Diane Dodds MEP wrongly sees this as the creation of an international border between Northern Ireland and Britain.
It is no such thing, but rather a pragmatic European solution to a difficult problem created by Brexit.
It is time that the DUP and other unionist parties started to think imaginatively outside the box, so that this issue can be practically resolved.
It is insufficient for them to respond with knee-jerk reactions.
Flexibility is demanded to address the problematic issue of the border. Simply backing the UK Government’s position is not good enough.
At the conclusion of the Brexit negotiations, the European Parliament will be asked to approve the deal and, therefore, some attempt must be made for once by unionist politicians to compromise and get the best possible practical deal for this region.

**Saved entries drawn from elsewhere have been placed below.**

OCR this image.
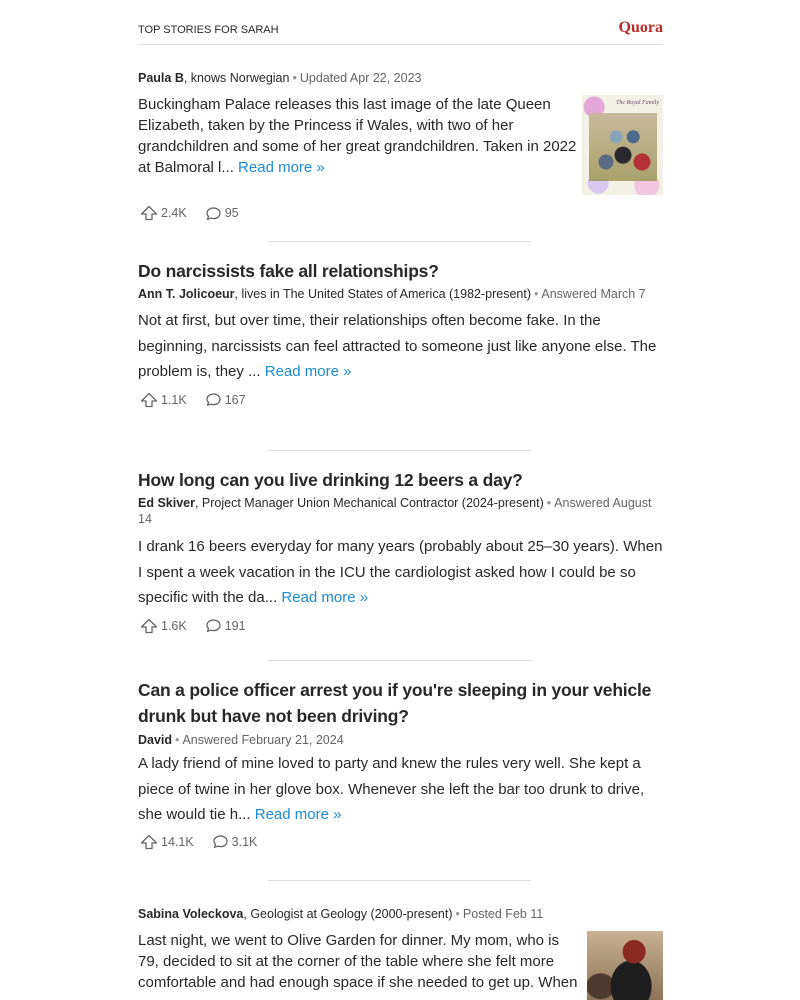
TOP STORIES FOR SARAH	Quora
Paula B, knows Norwegian • Updated Apr 22, 2023
Buckingham Palace releases this last image of the late Queen Elizabeth, taken by the Princess if Wales, with two of her grandchildren and some of her great grandchildren. Taken in 2022 at Balmoral l... Read more »
The Royal Family
2.4K	95
Do narcissists fake all relationships?
Ann T. Jolicoeur, lives in The United States of America (1982-present) • Answered March 7
Not at first, but over time, their relationships often become fake. In the beginning, narcissists can feel attracted to someone just like anyone else. The problem is, they ... Read more »
1.1K	167
How long can you live drinking 12 beers a day?
Ed Skiver, Project Manager Union Mechanical Contractor (2024-present) • Answered August 14
I drank 16 beers everyday for many years (probably about 25–30 years). When I spent a week vacation in the ICU the cardiologist asked how I could be so specific with the da... Read more »
1.6K	191
Can a police officer arrest you if you're sleeping in your vehicle drunk but have not been driving?
David • Answered February 21, 2024
A lady friend of mine loved to party and knew the rules very well. She kept a piece of twine in her glove box. Whenever she left the bar too drunk to drive, she would tie h... Read more »
14.1K	3.1K
Sabina Voleckova, Geologist at Geology (2000-present) • Posted Feb 11
Last night, we went to Olive Garden for dinner. My mom, who is 79, decided to sit at the corner of the table where she felt more comfortable and had enough space if she needed to get up. When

Given the intransigent position of the British Government, the only realistic way forward is, as Verhofstadt has suggested, that this region remains within some form of the internal market.
Unionists, by agreeing to this compromise, will not lose their birthright. Politics is the art of the possible, not the art of stonewalling.
The European Parliament voted overwhelmingly by 557 votes to accept Verhofstadt’s position, and we all need to be keenly aware of that strength of feeling.
Therefore, listen carefully to the wise words of Guy Verhofstadt.